Spins, microwaves and quantum technologies

Electron spin states in semiconductor chips and superconducting microwave electronics represent two leading platforms for emerging quantum technologies in the solid-state. Spins benefit from their atomic size and ultra-long coherence times, whilst superconducting microwave circuits are easy to manufacture and respond quickly to external stimuli. Both systems are considered front-running candidates for implementing large-scale quantum computers. I will present some of our key recent developments in both platforms, from demonstrating techniques to aid in the scaling of spin-based quantum processors [1,2], to new superconducting microwave amplifiers operating at the quantum noise limit [3]. I’ll also discuss what can be achieved when these two systems are brought together to form novel spin-superconductor hybrid devices with applications in spin resonance spectroscopy [4,5].

[1] E. Vahapoglu, J. Slack-Smith, R. Leon, W. Lim, F. Hudson, T. Day, T. Tanttu, C. Yang, A. Laucht, A. Dzurak, J. J. Pla, Science Advances, eabg9158 (2021).

[2] E. Vahapoglu, J. P. Slack-Smith, R. C. C. Leon, W. H. Lim, F. E. Hudson, T. Day, J. D. Cifuentes, T. Tanttu, C. H. Yang, A. Saraiva, N. V. Abrosimov, H. -J. Pohl, M. L. W. Thewalt, A. Laucht, A. S. Dzurak, J. J. Pla, arXiv:2107.14622 (2021).

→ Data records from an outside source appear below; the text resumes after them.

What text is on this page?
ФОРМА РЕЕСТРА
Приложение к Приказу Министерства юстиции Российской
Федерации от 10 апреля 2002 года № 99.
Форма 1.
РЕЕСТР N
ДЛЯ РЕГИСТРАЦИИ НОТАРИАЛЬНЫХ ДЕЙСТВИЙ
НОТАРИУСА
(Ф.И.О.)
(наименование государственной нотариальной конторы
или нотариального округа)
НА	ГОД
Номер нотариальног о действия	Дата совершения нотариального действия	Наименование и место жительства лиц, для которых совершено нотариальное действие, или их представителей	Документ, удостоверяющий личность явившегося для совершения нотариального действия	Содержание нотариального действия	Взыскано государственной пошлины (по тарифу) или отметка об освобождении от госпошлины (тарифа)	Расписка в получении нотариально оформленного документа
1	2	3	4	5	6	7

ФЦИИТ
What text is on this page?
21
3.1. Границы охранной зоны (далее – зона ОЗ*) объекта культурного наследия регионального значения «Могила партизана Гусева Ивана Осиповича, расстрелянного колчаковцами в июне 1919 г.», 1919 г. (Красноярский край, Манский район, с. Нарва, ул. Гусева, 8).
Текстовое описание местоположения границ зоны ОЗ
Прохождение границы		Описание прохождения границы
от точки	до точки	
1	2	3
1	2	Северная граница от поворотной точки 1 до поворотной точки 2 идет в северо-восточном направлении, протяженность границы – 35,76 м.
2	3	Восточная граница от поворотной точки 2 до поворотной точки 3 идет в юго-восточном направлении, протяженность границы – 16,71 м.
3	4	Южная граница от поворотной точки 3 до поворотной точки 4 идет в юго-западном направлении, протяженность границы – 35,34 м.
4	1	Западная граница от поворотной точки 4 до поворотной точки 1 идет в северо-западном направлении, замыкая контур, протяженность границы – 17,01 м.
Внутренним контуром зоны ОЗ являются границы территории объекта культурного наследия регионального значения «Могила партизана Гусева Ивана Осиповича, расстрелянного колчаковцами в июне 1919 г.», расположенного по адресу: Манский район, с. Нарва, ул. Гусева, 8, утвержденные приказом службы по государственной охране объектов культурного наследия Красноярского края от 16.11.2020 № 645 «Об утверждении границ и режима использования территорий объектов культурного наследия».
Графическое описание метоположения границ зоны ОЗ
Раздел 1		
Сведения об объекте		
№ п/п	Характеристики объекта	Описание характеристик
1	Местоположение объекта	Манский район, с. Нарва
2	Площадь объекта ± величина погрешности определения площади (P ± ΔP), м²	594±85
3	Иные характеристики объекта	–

[3] D. J. Parker, M. Savytskyi, W. Vine, A. Laucht, T. Duty, A. Morello, A. L. Grimsmo, J. J. Pla, arXiv:2108.10471 (2021).

[4] A. Bienfait, J. J. Pla, Y. Kubo, X. Zhou, M. Stern, C. C. Lo, C. D. Weis, T. Schenkel, D. Vion, D. Esteve, J. J. L. Morton & P. Bertet, Nature 531, 74–77 (2016).

[5] A. Bienfait, J. J. Pla, Y. Kubo, M. Stern, X. Zhou, C. C. Lo, C. D. Weis, T. Schenkel, M. L. W. Thewalt, D. Vion, D. Esteve, B. Julsgaard, K. Mølmer, J. J. L. Morton & P. Bertet, Nature Nanotechnology 11, 253–257 (2016).